The campaign against my book has begun already. But I also receive a lot of support. I accept that this is my karma. By now I know that as long as I am opposed, it only means that I am doing the right thing. I guess that the more opposition I receive, the more people can read into my argument.
As you probably noticed, in the old days, anti Semites were those who didn’t like Jews, Nowadays, anti Semites are those whom the Jews hate. Some Jews out there really do not appreciate my efforts. But the good news is that no one takes notice of the anti Semite accusation any more. It has been over used.
Silvia Cattori: You wrote that Israel’s days are numbered. How exactly can you evaluate that?
Gilad Atzmon: Regardless of the Palestinian struggle, Israel cannot hold it together anymore. It is a morbid society driven by relentless greed. It is on the verge of imploding. If anything, the Jewish state has amplified the Jewish Question rather than eliminate it. And I believe that time is ripe to admit that there may not be a collective answer to the question. I guess that by the time Israelis learn to love their neighbours, peace may prevail — however, when this happens they may as well stop regarding themselves as Chosen. They will be ordinary people.

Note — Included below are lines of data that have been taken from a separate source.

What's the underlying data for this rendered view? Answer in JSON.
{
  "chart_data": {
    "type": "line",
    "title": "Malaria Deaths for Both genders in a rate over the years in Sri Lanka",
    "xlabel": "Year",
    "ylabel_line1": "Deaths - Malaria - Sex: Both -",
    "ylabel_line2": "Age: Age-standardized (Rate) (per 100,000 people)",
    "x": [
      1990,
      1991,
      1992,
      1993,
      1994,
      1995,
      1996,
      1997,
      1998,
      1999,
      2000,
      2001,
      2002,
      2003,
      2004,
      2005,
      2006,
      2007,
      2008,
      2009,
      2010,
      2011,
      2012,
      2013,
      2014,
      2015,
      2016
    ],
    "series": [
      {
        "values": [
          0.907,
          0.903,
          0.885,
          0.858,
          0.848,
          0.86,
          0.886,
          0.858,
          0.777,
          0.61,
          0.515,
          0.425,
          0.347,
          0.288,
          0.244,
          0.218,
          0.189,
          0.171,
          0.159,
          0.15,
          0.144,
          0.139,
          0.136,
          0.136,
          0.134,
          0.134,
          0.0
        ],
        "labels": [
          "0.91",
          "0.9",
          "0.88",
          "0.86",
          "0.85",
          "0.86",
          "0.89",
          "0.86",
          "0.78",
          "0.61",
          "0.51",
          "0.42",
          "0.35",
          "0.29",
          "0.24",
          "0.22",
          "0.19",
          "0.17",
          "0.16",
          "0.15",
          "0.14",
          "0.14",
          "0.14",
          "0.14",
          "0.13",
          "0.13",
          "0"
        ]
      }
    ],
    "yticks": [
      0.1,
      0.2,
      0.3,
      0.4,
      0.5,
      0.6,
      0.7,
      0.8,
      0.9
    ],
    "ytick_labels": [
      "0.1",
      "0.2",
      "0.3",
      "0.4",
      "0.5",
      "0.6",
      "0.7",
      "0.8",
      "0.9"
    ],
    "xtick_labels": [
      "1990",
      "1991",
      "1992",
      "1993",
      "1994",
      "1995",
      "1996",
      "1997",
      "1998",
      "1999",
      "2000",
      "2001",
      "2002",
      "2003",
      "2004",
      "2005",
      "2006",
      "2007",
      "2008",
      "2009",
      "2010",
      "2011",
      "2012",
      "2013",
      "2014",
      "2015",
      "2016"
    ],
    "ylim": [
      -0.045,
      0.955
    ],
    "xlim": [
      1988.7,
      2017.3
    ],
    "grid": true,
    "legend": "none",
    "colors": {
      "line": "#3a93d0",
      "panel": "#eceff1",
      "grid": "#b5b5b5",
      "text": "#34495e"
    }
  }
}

Silvia Cattori: Thank you Gilad Atzmon. Talking with you is really a treat.
Gilad Atzmon: Thanks so much for your attention and dedication. It is always a great pleasure to talk to you too.
(*) Gilad Atzmon’s New Book: “The Wandering Who? A Study of Jewish Identity Politics”. Zero Books 2011.
Jewish identity is tied up with some of the most difficult and contentious issues of today. The purpose in this book is to open many of these issues up for discussion. Since Israel defines itself openly as the ‘Jewish State’, we should ask what the notions of ’Judaism’, ‘Jewishness’, ‘Jewish culture’ and ‘Jewish ideology’ stand for. Gilad examines the tribal aspects embedded in Jewish secular discourse, both Zionist and anti Zionist; the ‘holocaust religion’; the meaning of ‘history’ and ‘time’ within the Jewish political discourse; the anti-Gentile ideologies entangled within different forms of secular Jewish political discourse and even within the Jewish left. He questions what it is that leads Diaspora Jews to identify themselves with Israel and affiliate with its politics. The devastating state of our world affairs raises an immediate demand for a conceptual shift in our intellectual and philosophical attitude towards politics, identity politics and history.